Comment by korbip

I can share a similar PhD story (the result being visible here: https://github.com/NX-AI/flashrnn). Back then I didn't find any tutorials that cover anything beyond the basics (which are still important). Once you have understood the principle working mode and architecture of a GPU, I would recommend the following workflow: 1. First create an environment so that you can actually test your kernels against baselines written in a higher-level language. 2. If you don't have an urgent project already, try to improve/re-implement existing problems (MatMul being the first example). Don't get caught by wanting to implement all size cases. Take an example just to learn a certain functionality, rather than solving the whole problem if it's just about learning. 3. Write the functionality you want to have in increasing complexity.
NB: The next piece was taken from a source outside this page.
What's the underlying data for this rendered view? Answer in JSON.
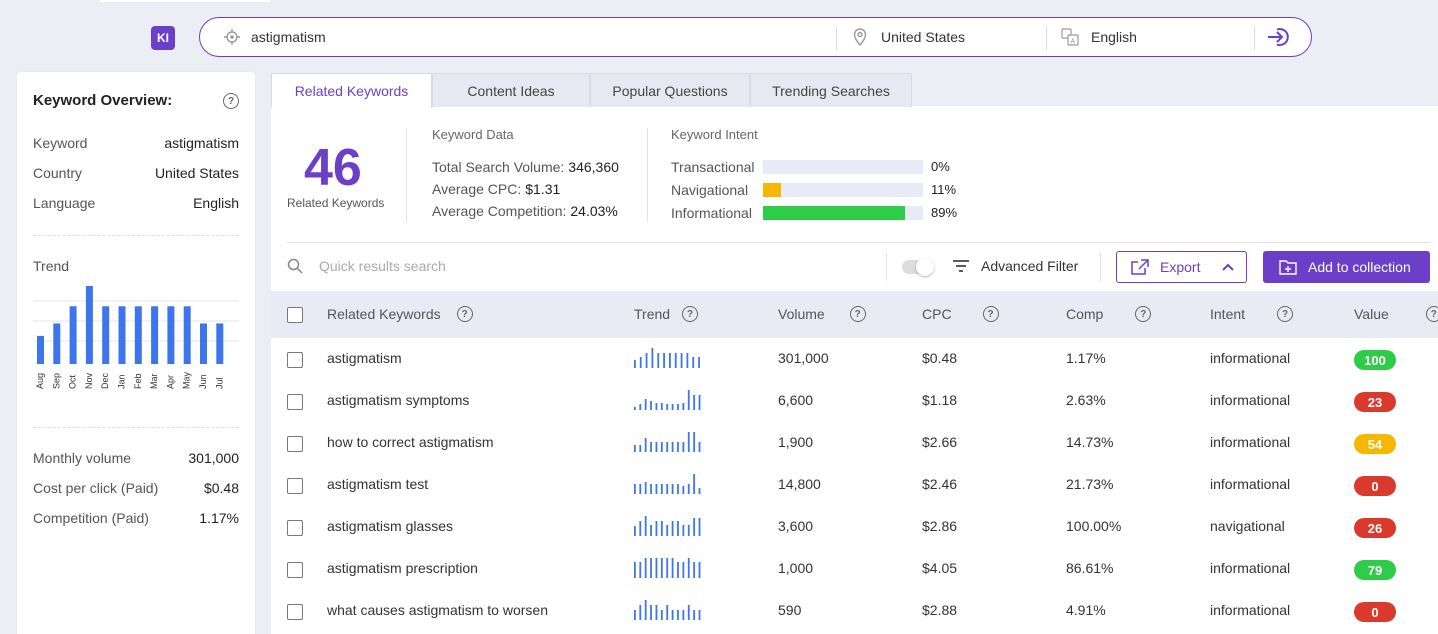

Write loops first, then parallelize these loops over the grid. Use global memory first, then put things into shared memory and registers. Use plain matrix multiplication first, then use mma (TensorCore) primitives to speed things up. 4. Iterate over the CUDA C Programming Guide. It covers all (most) of the functionality that you want to learn - but can't be just read an memorized. When you apply it you learn it. 5. Might depend on you use-case but also consider using higher-level abstractions like CUTLASS or ThunderKitten. Also, if your environment is jax/torch, use triton first before going to CUDA level.

Overall, it will be some pain for sure. And to master it including PTX etc. will take a lot of time.